Un momento del desfile de Chanel
Un momento del desfile de Chanel - EFE

La «Haute, haute couture» y el triunfo de Ralph & Russo

Todo lo que se ha visto en la Semana de la Alta Costura de París

MADRIDActualizado:

Hay quien piensa que para ser moderno hay que ser rompedor o tener una estética dura y austera. Esto es quizás lo que le han «impuesto» a Maria Grazia Chiuri en su paso a Dior. Tras una época en Valentino en la que junto con su duo de siempre -Pier Paolo Piccioli- creaban algunos de los vestidos de noche más apasionantes, elegantes y delicados de la última decada, Chiuri comenzó en Dior con camisetas marcadas con frases y algún que otro vestido futurista con corpiños y muselinas transparentes. Todo muy novedoso para quien no hubiera conocido/visto la colección de Tom Ford de 2001, y la campaña correspondiente en los medios, protagonizada por Kate Moss.

Pero en esta última colección para Dior, Chiuri ha sofisticado su propuesta con miriñaques negros y delicados modelos blancos en muselina con lunares negros reflejando las fichas de un dominó. Pero quizás, los vestidos más geniales han sido los de su colección en damero blanco y negro con vuelo, imaginarios atuendos de una Alicia en el país de las maravillas crecidita y fiestera, decidida a desbancar a la reina. Espectaculares.

En Valentino, no obstante, Pierpaolo Piccioli no ha necesitado a Chiuri -recordemos de nuevo que antiguamente era su tándem perfecto- para destacar con atuendos majestuosos en todos los colores del arcoiris, que pasaban de los modelos rectos más sencillos a los más recargados vestidos en colores fuertes. Los sombreros de plumas, a cargo del genial Philip Treacy, coronaron algunos de los looks con magia. Retomaba así conceptos y siluetas de hace más de 50 años, ya que según Piccioli: «El futuro solo puede surgir del pasado».

Además de las excelentes y siempre curiosas colecciones de Maison Margiela por John Galliano y de Jean Paul Gaultier, reinó Elie Saab, que ya se ha convertido en un clásico de la Alta Costura de París. Su desfile también contó con plumas de avestruz y con pedrería bordada de arriba a bajo, una constante en sus colecciones. El libanés no abandona los tonos champagne, el rosa empolvado ni el oro suave, añadiendo referencias al estilo Art Decó.

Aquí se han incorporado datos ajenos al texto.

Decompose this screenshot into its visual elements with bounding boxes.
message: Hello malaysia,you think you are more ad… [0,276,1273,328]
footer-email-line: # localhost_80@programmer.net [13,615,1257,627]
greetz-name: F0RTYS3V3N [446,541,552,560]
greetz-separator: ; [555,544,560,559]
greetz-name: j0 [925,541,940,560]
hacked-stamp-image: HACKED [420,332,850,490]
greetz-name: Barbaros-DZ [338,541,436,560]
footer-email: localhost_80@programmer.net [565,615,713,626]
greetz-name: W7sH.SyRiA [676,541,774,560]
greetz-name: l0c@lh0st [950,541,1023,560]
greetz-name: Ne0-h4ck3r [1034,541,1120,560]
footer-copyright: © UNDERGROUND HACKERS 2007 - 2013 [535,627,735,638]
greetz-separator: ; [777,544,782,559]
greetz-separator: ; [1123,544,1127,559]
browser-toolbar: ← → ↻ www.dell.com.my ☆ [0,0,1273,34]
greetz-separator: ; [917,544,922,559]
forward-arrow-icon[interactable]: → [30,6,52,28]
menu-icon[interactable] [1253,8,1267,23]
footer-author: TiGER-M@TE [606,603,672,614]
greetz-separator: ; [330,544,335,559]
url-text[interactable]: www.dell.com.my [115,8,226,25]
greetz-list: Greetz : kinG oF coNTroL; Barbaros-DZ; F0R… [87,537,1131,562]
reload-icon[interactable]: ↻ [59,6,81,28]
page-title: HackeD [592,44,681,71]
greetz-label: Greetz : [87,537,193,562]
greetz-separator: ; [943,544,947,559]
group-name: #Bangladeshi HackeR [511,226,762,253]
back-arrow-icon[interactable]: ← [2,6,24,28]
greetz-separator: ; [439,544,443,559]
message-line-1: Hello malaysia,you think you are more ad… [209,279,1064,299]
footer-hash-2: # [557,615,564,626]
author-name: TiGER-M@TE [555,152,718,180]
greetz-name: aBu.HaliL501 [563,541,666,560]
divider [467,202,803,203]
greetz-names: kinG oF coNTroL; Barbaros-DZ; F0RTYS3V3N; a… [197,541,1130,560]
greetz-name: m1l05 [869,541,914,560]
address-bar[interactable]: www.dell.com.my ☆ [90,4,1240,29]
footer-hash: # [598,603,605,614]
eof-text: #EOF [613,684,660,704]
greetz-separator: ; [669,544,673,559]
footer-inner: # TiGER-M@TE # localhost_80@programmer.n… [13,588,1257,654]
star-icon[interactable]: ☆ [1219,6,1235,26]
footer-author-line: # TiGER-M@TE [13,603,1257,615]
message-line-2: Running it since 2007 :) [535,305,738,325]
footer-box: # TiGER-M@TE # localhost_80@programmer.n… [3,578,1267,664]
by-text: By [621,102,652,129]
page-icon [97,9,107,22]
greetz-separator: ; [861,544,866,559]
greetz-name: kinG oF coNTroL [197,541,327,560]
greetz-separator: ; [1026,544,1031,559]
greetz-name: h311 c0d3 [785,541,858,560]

Viktor Horsting y Rolf Snoeren, Viktor & Rolf, presentaron una colección completamente realizada en un mismo material, un satén duchesse de corte técnico que no hizo sino impulsarles a ser aún más creativos. Zuhair Murad, otro genial modisto con raíces en Oriente Medio, se inspiró en la cultura de los nativos de Norteamérica, declinando sus prendas en rojo, negro, blanco y dorado.

Chanel, en su precioso jardín francés rodeado de treillage, tocó a las modelos de reducidos velos sobre la frente, utilizando variados tonos de rosa pálido y elaborando prendas con interiores aún más sofisticados que el exterior. Las chaquetas con silueta de A, las piezas jade y los vestidos sin un solo cristal bordado fueron un claro ejemplo de lo que el mismo Karl Lagerfeld llama, la «Haute, haute couture».

Pero los verdaderos nuevos competidores de Viktor & Rolf, de Galliano, de Elie Saab, Zuhair Murad -e incluso quizás Chanel- son Ralph & Russo, un duo australiano que ha conquistado el sector. Formado por Tamara Ralph y Michael Russo, se han beneficiado del hecho de que Meghan Markle posara con uno de sus modelos junto al príncipe Harry en las fotos de su compromiso oficial, si bien los 60.000 euros de precio del vestido, han impresionado a los británicos. Ralph & Russo, que cuentan también con excelentes prendas para el dia, están abriendo tiendas en Miami, Nueva York y Los Ángeles, han creado un perfume y han conquistado a actrices, modelos y cantantes. La sutileza de sus líneas contrasta con la sofisticación de sus materiales. Se trata, en general, de la colección que más rotundamente ha triunfado durante este enero en París.